Bien cierto es que Scarabino, quien asumió con un perfil más bien bajo en medio de la conmoción instalada por el cuadro de salud de Alberto Balestrini internado tras haber sufrido un ACV, consiguió que el Senado funcione con total normalidad durante los 8 meses que representan prácticamente todo el período legislativo. Por lo tanto, sin quererlo, se convirtió en una pieza más que importante en el esquema del Gobernador Scioli.
Por otra parte, el discurso tuvo una referencia permanente a lo que se viene: el último año de gestión en un contexto electoral que ya se perfila como una batalla cruenta. El mandatario provincial es cuestionado duramente por varios sectores de la oposición por su relación con el Gobierno Nacional, entre otras cosas, pero en rigor Scioli tiene a cuestas unos cuántos años en política y sabe que en años como 2011 los errores de gestión se pagan muy caros a la hora de las urnas.
En este sentido, señaló “este año próximo va a ser un año de características muy fuertes desde el punto de vista político” y encomendó a los presentes “tenemos que estar preparados, organizados, más allá de la responsabilidad que le he asignado a cada uno, el compromiso político como militante, esto es muy importante de que se comprenda en profundidad en cada rincón de nuestra Provincia”.
Asimismo subrayó “dado el año que vamos a enfrentar es muy importante que estemos más unidos que nunca y muy atentos porque evidentemente en un año político todas las cuestiones adquieren otra dimensión”.
Si bien la postura oficial es no definir las candidaturas hasta que los tiempos electorales les pisen los talones, en la cena hubo un claro llamado a trabajar con la cabeza puesta en los comicios. Este pedido a todos los funcionarios de “hacer bien los deberes” reconoció que el contexto de 2011 no perdonará errores.

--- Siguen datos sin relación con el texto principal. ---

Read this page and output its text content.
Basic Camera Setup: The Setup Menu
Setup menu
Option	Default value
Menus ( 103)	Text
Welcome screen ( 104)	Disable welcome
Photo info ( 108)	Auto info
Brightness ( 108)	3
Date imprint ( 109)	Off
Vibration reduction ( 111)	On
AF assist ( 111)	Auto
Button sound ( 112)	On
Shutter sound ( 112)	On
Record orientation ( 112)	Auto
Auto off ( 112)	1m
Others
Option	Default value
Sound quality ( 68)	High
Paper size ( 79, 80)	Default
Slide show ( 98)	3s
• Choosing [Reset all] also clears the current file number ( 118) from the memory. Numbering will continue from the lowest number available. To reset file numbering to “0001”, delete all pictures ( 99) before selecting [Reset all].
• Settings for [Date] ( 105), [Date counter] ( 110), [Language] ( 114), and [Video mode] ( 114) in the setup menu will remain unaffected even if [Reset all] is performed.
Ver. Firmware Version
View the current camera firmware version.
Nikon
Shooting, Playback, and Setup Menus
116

Por último, el acto de cierre del año que tuvo como escenario una gran carpa armada en los jardines de la Residencia oficial de Scioli, tuvo su impronta kirchnerista no sólo en el discurso en el que remarcó la importancia del trabajo articulado entre provincia y nación, sino también a través de la decoración: dos imponentes fotos de Néstor y Cristina colgaban en lo alto, detrás de la mesa de oradores.